Visual place recognition (VPR) is typically regarded as a specific image retrieval task, whose core lies in representing images as global descriptors. Over the past decade, dominant VPR methods (e.g., NetVLAD) have followed a paradigm that first extracts the patch features/tokens of the input image using a backbone, and then aggregates these patch features into a global descriptor via an aggregator. This backbone-plus-aggregator paradigm has achieved overwhelming dominance in the CNN era and remains widely used in transformer-based models. In this paper, however, we argue that a dedicated aggregator is not necessary in the transformer era, that is, we can obtain robust global descriptors only with the backbone. Specifically, we introduce some learnable aggregation tokens, which are prepended to the patch tokens before a particular transformer block. All these tokens will be jointly processed and interact globally via the intrinsic self-attention mechanism, implicitly aggregating useful information within the patch tokens to the aggregation tokens. Finally, we only take these aggregation tokens from the last output tokens and concatenate them as the global representation. Although implicit aggregation can provide robust global descriptors in an extremely simple manner, where and how to insert additional tokens, as well as the initialization of tokens, remains an open issue worthy of further exploration. To this end, we also propose the optimal token insertion strategy and token initialization method derived from empirical studies. Experimental results show that our method outperforms state-of-the-art methods on several VPR datasets with higher efficiency and ranks 1st on the MSLS challenge leaderboard. The code is available at https://github.com/lu-feng/image.
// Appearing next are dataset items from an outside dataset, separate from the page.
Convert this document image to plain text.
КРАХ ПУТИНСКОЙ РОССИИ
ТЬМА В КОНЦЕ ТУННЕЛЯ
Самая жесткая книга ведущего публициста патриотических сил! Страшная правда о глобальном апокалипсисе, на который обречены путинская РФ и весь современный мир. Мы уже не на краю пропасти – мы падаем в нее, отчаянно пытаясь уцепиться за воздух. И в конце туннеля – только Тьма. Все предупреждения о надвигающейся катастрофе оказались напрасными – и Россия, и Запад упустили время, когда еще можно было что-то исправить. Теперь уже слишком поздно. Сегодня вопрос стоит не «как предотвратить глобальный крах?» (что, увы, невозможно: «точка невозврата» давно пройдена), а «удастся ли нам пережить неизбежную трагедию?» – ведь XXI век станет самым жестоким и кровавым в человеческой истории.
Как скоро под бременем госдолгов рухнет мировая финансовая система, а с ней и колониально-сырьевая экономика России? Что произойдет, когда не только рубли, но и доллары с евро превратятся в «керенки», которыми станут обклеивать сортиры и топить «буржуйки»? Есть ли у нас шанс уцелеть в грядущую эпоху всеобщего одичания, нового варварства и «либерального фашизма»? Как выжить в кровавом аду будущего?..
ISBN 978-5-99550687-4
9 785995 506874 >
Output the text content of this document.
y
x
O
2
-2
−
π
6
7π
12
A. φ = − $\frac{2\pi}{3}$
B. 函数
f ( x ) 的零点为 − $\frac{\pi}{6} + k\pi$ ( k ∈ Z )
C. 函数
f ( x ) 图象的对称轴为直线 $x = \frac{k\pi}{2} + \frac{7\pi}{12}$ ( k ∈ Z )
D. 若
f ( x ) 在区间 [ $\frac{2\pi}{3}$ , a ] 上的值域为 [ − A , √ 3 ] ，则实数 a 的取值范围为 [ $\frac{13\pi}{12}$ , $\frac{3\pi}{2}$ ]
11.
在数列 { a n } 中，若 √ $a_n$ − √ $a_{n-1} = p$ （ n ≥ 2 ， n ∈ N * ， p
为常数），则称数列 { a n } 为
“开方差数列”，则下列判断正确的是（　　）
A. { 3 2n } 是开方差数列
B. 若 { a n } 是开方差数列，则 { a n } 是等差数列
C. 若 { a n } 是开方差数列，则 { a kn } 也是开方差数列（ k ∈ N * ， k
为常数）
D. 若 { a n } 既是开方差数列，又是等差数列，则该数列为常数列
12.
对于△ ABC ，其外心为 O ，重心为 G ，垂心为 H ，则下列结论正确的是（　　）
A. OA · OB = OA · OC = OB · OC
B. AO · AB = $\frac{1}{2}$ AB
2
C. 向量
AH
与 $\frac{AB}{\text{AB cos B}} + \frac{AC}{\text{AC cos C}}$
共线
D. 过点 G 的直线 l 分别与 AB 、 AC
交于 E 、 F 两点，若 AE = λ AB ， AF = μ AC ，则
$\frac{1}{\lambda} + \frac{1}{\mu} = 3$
翻译：视觉地点识别通常被视为一种特定的图像检索任务，其核心在于将图像表示为全局描述符。过去十年间，主流VPR方法（如NetVLAD）遵循着一种范式：首先使用骨干网络提取输入图像的局部特征/标记，随后通过聚合器将这些局部特征聚合成全局描述符。这种“骨干网络+聚合器”范式在CNN时代取得了压倒性优势，并在基于Transformer的模型中仍被广泛采用。然而，本文认为在Transformer时代，专用的聚合器并非必需，即仅通过骨干网络即可获得鲁棒的全局描述符。具体而言，我们引入若干可学习的聚合标记，在特定Transformer模块前将其预置到局部标记序列中。所有标记将通过固有的自注意力机制进行联合处理与全局交互，从而将局部标记中的有效信息隐式聚合至聚合标记。最终，我们仅从最终输出标记中提取这些聚合标记，并将其拼接为全局表示。尽管隐式聚合能以极其简洁的方式提供鲁棒的全局描述符，但附加标记的插入位置与方式，以及标记的初始化策略，仍是值得深入探索的开放性问题。为此，我们通过实证研究提出了最优的标记插入策略与标记初始化方法。实验结果表明，我们的方法在多个VPR数据集上以更高效率超越现有最优方法，并在MSLS挑战赛排行榜中位列第一。代码已开源：https://github.com/lu-feng/image。